Beinart liked Rand Paul’s foreign policy speech:
Paul approvingly quoted the diplomat and scholar George Kennan as distinguishing “between vital and peripheral interests.” That may not seem significant, but it is. For most of American history, U.S. foreign policymakers had a rough idea of which chunks of the globe really mattered to American security. They started with the Monroe Doctrine, the belief that no foreign power should make the Americas a base for operations against the United States. In the 20th century that expanded to include the belief that no single power should be allowed to dominate Western Europe or East Asia, since that power might then threaten American access to key overseas markets. That principle was finally extended to the Middle East on the theory that no adversary should be allowed to threaten America’s access to oil. …
When the Cold War ended, however, the idea of a foreign power dominating Western Europe or East Asia, or creating a beachhead in the Western Hemisphere, suddenly seemed fanciful.
As a result, the language of national interest largely disappeared. It has been replaced by a discussion of foreign “threats” and American “values.” But without a definition of interests, it’s impossible to define what constitutes a threat. And without a definition of interests, supporting American “values” is a limitless pursuit. Americans will never reach a consensus on where exactly our interests lie, but just reintroducing the concept suggests an overdue recognition that because America’s power is finite, its interests must be too. Which is what Paul did on Tuesday night.

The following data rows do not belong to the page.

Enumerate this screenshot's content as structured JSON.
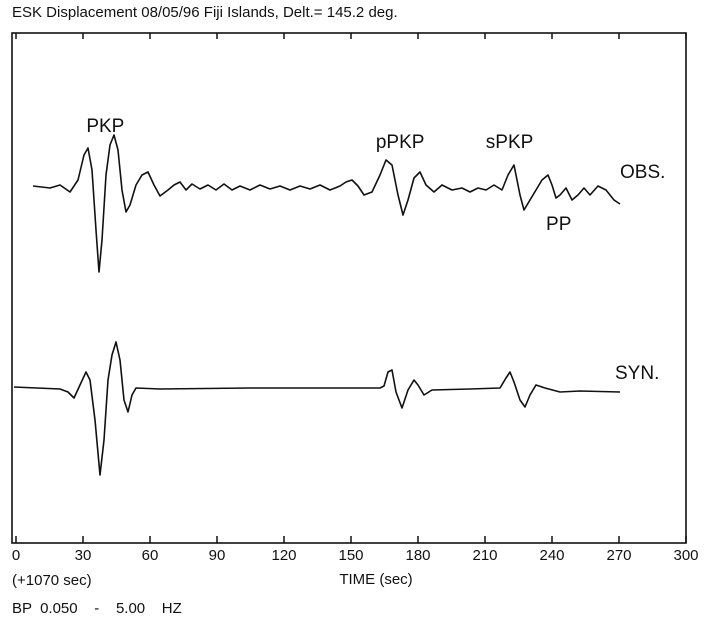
{
  "chart_data": {
    "type": "line",
    "title": "ESK Displacement 08/05/96 Fiji Islands, Delt.= 145.2 deg.",
    "xlabel": "TIME (sec)",
    "offset": "(+1070 sec)",
    "filter": "BP  0.050    -    5.00    HZ",
    "trace_labels": [
      "OBS.",
      "SYN."
    ],
    "annotations": [
      {
        "text": "PKP",
        "x": 40
      },
      {
        "text": "pPKP",
        "x": 172
      },
      {
        "text": "sPKP",
        "x": 221
      },
      {
        "text": "PP",
        "x": 243
      }
    ],
    "xlim": [
      0,
      300
    ],
    "xticks": [
      0,
      30,
      60,
      90,
      120,
      150,
      180,
      210,
      240,
      270,
      300
    ]
  }
}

[T]he problem of the last twenty years isn’t that American politicians and policymakers have ceased referring to national interest, but that many of them tend to treat even relatively minor foreign disputes and conflicts as things that threaten “our vital interests” and some go beyond that to pretend that “our vital interests” are at stake wherever our “values” are coming under attack. It isn’t enough to “reintroduce” the phrase national interest to the debate. It is essential that it be defined in a much less expansive, bloated way than it has been for the last twenty years, or else it will continue to be used to justify endless meddling all around the world.